The US has faced criticism for its treatment of Colombia regarding this matter, as some experts have argued that they used their economic power and the threat of decertification to push Colombia into using fumigation, as headlines of huge quantities of hectares destroyed translate much better for voters. In contrast, methods like substitution are argued to be more effective at combating drug cultivation, but do not translate well into the political world or in mediaoutlet headlines.

Petro attempted to justify the effectiveness of his substitution schemes to Trump in their meeting on 4th February 2026, citing the moderation of cultivation levels the method has achieved. However, the meeting did not appear to shift Trump, or the administration's favourability of fumigation.

==Environmental effects==

The Colombian landscape is damaged through the constant deforestation caused by clear cutting fields for coca cultivation and by coca eradication. Soil erosion and the chemical pollution caused by aerial spraying of glyphosate herbicide have negative effects on Colombia's environment and people.
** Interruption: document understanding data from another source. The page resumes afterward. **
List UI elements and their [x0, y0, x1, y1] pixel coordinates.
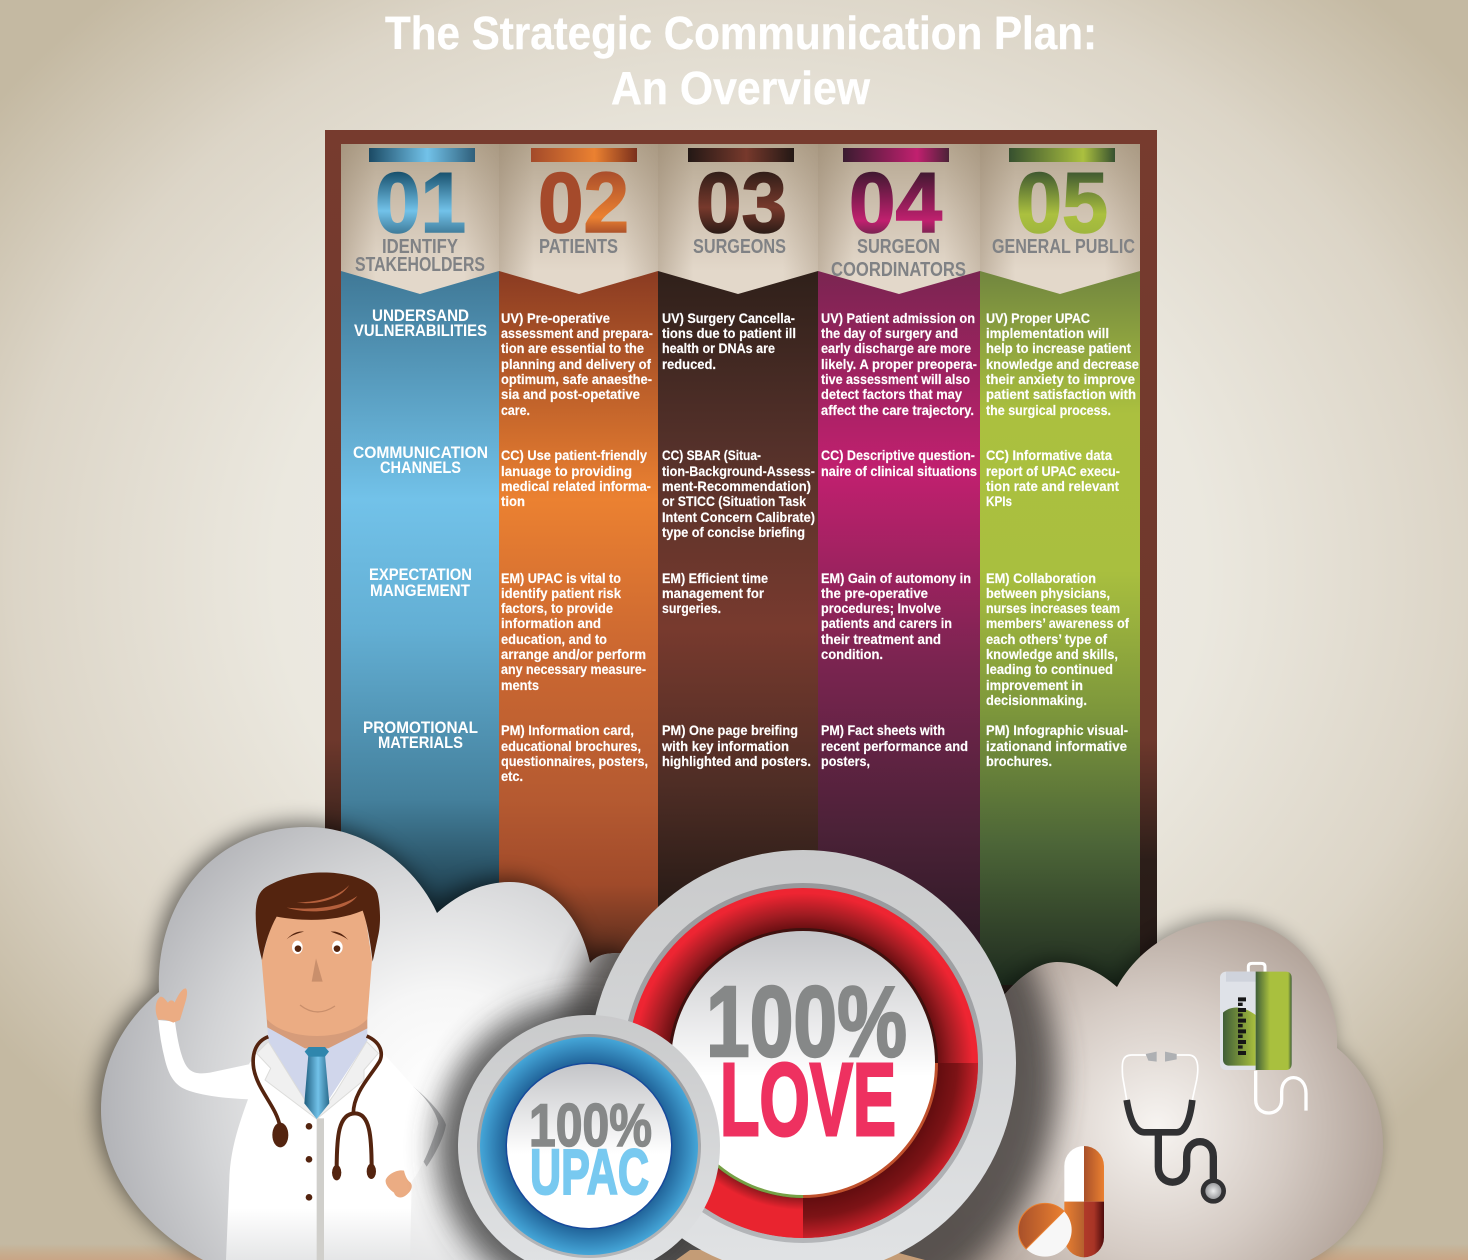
- column 4: surgeon coordinators: [818, 144, 980, 985]
- lapels: [257, 1042, 317, 1119]
- column 5: general public: members’ awareness of: [986, 616, 1129, 631]
- column 4: surgeon coordinators: PM) Fact sheets with: [821, 723, 945, 738]
- title: [385, 7, 1097, 114]
- column 3: surgeons: type of concise briefing: [662, 525, 805, 540]
- column 4: surgeon coordinators: their treatment and: [821, 632, 941, 647]
- column 3: surgeons: tions due to patient ill: [662, 326, 796, 341]
- column 2: patients: PATIENTS: [539, 235, 618, 258]
- icon: stethoscope: [1122, 1052, 1226, 1204]
- cloud: left: [97, 823, 900, 1260]
- badge: 100% UPAC: 100%: [529, 1092, 652, 1159]
- column 3: surgeons: Intent Concern Calibrate): [662, 510, 815, 525]
- column 2: patients: etc.: [501, 769, 523, 784]
- column 5: general public: leading to continued: [986, 662, 1113, 677]
- column 4: surgeon coordinators: tive assessment will also: [821, 372, 970, 387]
- column 4: surgeon coordinators: the day of surgery and: [821, 326, 958, 341]
- badge: 100% LOVE: 100%: [706, 966, 907, 1078]
- column 2: patients: any necessary measure-: [501, 662, 646, 677]
- column 5: general public: knowledge and skills,: [986, 647, 1118, 662]
- column 2: patients: UV) Pre-operative: [501, 311, 610, 326]
- title: An Overview: [611, 62, 870, 114]
- column 1: identify stakeholders: 01: [375, 156, 466, 251]
- column 5: general public: between physicians,: [986, 586, 1110, 601]
- column 2: patients: CC) Use patient-friendly: [501, 448, 648, 463]
- eyes: [287, 931, 348, 954]
- column 1: identify stakeholders: CHANNELS: [380, 459, 461, 477]
- column 4: surgeon coordinators: EM) Gain of automony in: [821, 571, 971, 586]
- column 1: identify stakeholders: PROMOTIONAL: [363, 719, 478, 737]
- raised arm: [158, 1020, 253, 1099]
- column 4: surgeon coordinators: COORDINATORS: [831, 258, 966, 281]
- icon: IV bag: [1220, 963, 1306, 1113]
- column 5: general public: the surgical process.: [986, 403, 1111, 418]
- hair: [256, 872, 380, 962]
- column 4: surgeon coordinators: SURGEON: [857, 235, 940, 258]
- column 2: patients: EM) UPAC is vital to: [501, 571, 621, 586]
- column 2: patients: questionnaires, posters,: [501, 754, 648, 769]
- column 5: general public: report of UPAC execu-: [986, 464, 1120, 479]
- mouth: [300, 1005, 335, 1012]
- hair highlight: [287, 885, 357, 911]
- stethoscope: [253, 1036, 381, 1180]
- column 5: general public: nurses increases team: [986, 601, 1120, 616]
- column 4: surgeon coordinators: posters,: [821, 754, 870, 769]
- neck: [267, 1018, 367, 1048]
- column 2: patients: assessment and prepara-: [501, 326, 653, 341]
- column 2: patients: factors, to provide: [501, 601, 613, 616]
- column 3: surgeons: surgeries.: [662, 601, 721, 616]
- column 1: identify stakeholders: EXPECTATION: [369, 566, 472, 584]
- column 4: surgeon coordinators: early discharge are more: [821, 341, 971, 356]
- column 2: patients: identify patient risk: [501, 586, 622, 601]
- badge: 100% LOVE: [590, 850, 1016, 1260]
- column 4: surgeon coordinators: procedures; Involve: [821, 601, 941, 616]
- column 5: general public: PM) Infographic visual-: [986, 723, 1128, 738]
- column 4: surgeon coordinators: likely. A proper preopera-: [821, 357, 977, 372]
- badge: 100% LOVE: LOVE: [720, 1042, 896, 1157]
- column 3: surgeons: health or DNAs are: [662, 341, 775, 356]
- tie: [304, 1055, 329, 1119]
- column 1: identify stakeholders: IDENTIFY: [382, 235, 458, 258]
- column 2: patients: planning and delivery of: [501, 357, 652, 372]
- column 3: surgeons: or STICC (Situation Task: [662, 494, 806, 509]
- pointing hand: [156, 988, 187, 1023]
- column 4: surgeon coordinators: CC) Descriptive question-: [821, 448, 975, 463]
- column 2: patients: medical related informa-: [501, 479, 651, 494]
- nose: [312, 958, 323, 982]
- column 4: surgeon coordinators: condition.: [821, 647, 883, 662]
- badge shadows: [414, 932, 1080, 1260]
- column 2: patients: tion are essential to the: [501, 341, 644, 356]
- coat buttons: [306, 1123, 312, 1201]
- column 3: surgeons: highlighted and posters.: [662, 754, 811, 769]
- face: [262, 903, 372, 1036]
- board frame: [325, 130, 1157, 1000]
- column 3: surgeons: SURGEONS: [693, 235, 786, 258]
- column 2: patients: educational brochures,: [501, 739, 641, 754]
- column 5: general public: brochures.: [986, 754, 1052, 769]
- column 1: identify stakeholders: [341, 144, 499, 985]
- column 2: patients: sia and post-opetative: [501, 387, 640, 402]
- column 5: general public: each others’ type of: [986, 632, 1108, 647]
- fist: [386, 1170, 412, 1198]
- column 5: general public: help to increase patient: [986, 341, 1132, 356]
- column 2: patients: 02: [538, 156, 629, 251]
- column 3: surgeons: reduced.: [662, 357, 716, 372]
- column 4: surgeon coordinators: patients and carers in: [821, 616, 952, 631]
- column 2: patients: optimum, safe anaesthe-: [501, 372, 652, 387]
- column 3: surgeons: tion-Background-Assess-: [662, 464, 815, 479]
- column 3: surgeons: PM) One page breifing: [662, 723, 798, 738]
- cloud: right: [857, 917, 1383, 1260]
- column 4: surgeon coordinators: naire of clinical situations: [821, 464, 977, 479]
- column 4: surgeon coordinators: UV) Patient admission on: [821, 311, 975, 326]
- column 5: general public: izationand informative: [986, 739, 1127, 754]
- column 5: general public: UV) Proper UPAC: [986, 311, 1090, 326]
- column 2: patients: care.: [501, 403, 530, 418]
- column 5: general public: implementation will: [986, 326, 1109, 341]
- column 2: patients: information and: [501, 616, 601, 631]
- column 4: surgeon coordinators: recent performance and: [821, 739, 968, 754]
- shirt: [267, 1027, 367, 1119]
- coat: [226, 1053, 438, 1260]
- column 2: patients: lanuage to providing: [501, 464, 632, 479]
- column 1: identify stakeholders: MATERIALS: [378, 734, 463, 752]
- column 2: patients: education, and to: [501, 632, 607, 647]
- floor strip: [0, 1244, 1468, 1260]
- placket: [317, 1118, 324, 1260]
- column 3: surgeons: with key information: [661, 739, 789, 754]
- column 4: surgeon coordinators: detect factors that may: [821, 387, 963, 402]
- column 5: general public: CC) Informative data: [986, 448, 1113, 463]
- column 5: general public: improvement in: [986, 678, 1083, 693]
- column 5: general public: decisionmaking.: [986, 693, 1087, 708]
- floor gaps: [676, 1250, 925, 1260]
- column 3: surgeons: ment-Recommendation): [662, 479, 811, 494]
- badge: 100% UPAC: UPAC: [530, 1136, 649, 1208]
- doctor: [156, 872, 446, 1260]
- column 1: identify stakeholders: VULNERABILITIES: [354, 322, 487, 340]
- column 5: general public: 05: [1016, 156, 1108, 251]
- column 2: patients: [499, 144, 658, 985]
- badge: 100% UPAC: [458, 1015, 720, 1260]
- column 1: identify stakeholders: STAKEHOLDERS: [355, 253, 485, 276]
- column 2: patients: arrange and/or perform: [501, 647, 646, 662]
- column 1: identify stakeholders: UNDERSAND: [372, 307, 469, 325]
- title: The Strategic Communication Plan:: [385, 7, 1097, 59]
- column 2: patients: ments: [501, 678, 539, 693]
- column 1: identify stakeholders: COMMUNICATION: [353, 444, 488, 462]
- column 3: surgeons: [658, 144, 818, 985]
- column 3: surgeons: EM) Efficient time: [662, 571, 768, 586]
- column 5: general public: their anxiety to improve: [986, 372, 1135, 387]
- column 3: surgeons: CC) SBAR (Situa-: [662, 448, 761, 463]
- column 4: surgeon coordinators: the pre-operative: [821, 586, 928, 601]
- column 4: surgeon coordinators: 04: [849, 156, 942, 251]
- column 5: general public: knowledge and decrease: [986, 357, 1139, 372]
- column 5: general public: tion rate and relevant: [986, 479, 1120, 494]
- column 5: general public: KPIs: [986, 494, 1012, 509]
- column 1: identify stakeholders: MANGEMENT: [370, 582, 470, 600]
- column 2: patients: PM) Information card,: [501, 723, 634, 738]
- column 2: patients: tion: [501, 494, 525, 509]
- column 5: general public: [980, 144, 1140, 985]
- column 3: surgeons: management for: [662, 586, 765, 601]
- icon: pills: [1018, 1146, 1104, 1257]
- column 5: general public: patient satisfaction with: [986, 387, 1136, 402]
- column 3: surgeons: UV) Surgery Cancella-: [662, 311, 795, 326]
- column 4: surgeon coordinators: affect the care trajectory.: [821, 403, 974, 418]
- column 5: general public: GENERAL PUBLIC: [992, 235, 1135, 258]
- column 5: general public: EM) Collaboration: [986, 571, 1096, 586]
- column 3: surgeons: 03: [696, 156, 787, 251]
Plots denuded of coca plants are abandoned and cause serious problems with erosion during seasonal rains. Because of the continuous high demand for coca, once a plot is destroyed, planters simply move further into the forest, clearing new lands for coca production. This vicious cycle of unsustainable cultivation-eradication has caused the environment in coca producing zones to suffer substantial decline.

Aerial spraying has been repeatedly condemned by human rights and environmental activists, because of its effect on human populations and local soil and water systems. In December 2000, Dutch journalist Marjon van Royen found that "because the chemical is sprayed in Colombia from planes on inhabited areas, there have been consistent health complaints [in humans]. Burning eyes, dizziness and respiratory problems being most frequently reported." In some areas, 80 percent of the children of the indigenous community fell sick with skin rashes, fever, diarrhoea and eye infections. Because the glyphosate is sprayed from the air, there is a much higher chance of human error when spraying suspected illegal coca plantations. In many cases the wrong fields are sprayed, resulting in not only a total loss of the farmer's crop, but the loss of that field altogether as nothing will grow, where the herbicide has been sprayed. Though official documentation of the health effects of glyphosate spraying in Colombia are virtually non-existent, neighbouring Ecuador has conducted studies to determine the cause of mysterious illnesses amongst people living along the border of Colombia and has since demanded that no aerial sprayings occur within 10 km of the border because of the damages caused to people, animals and environment in that area.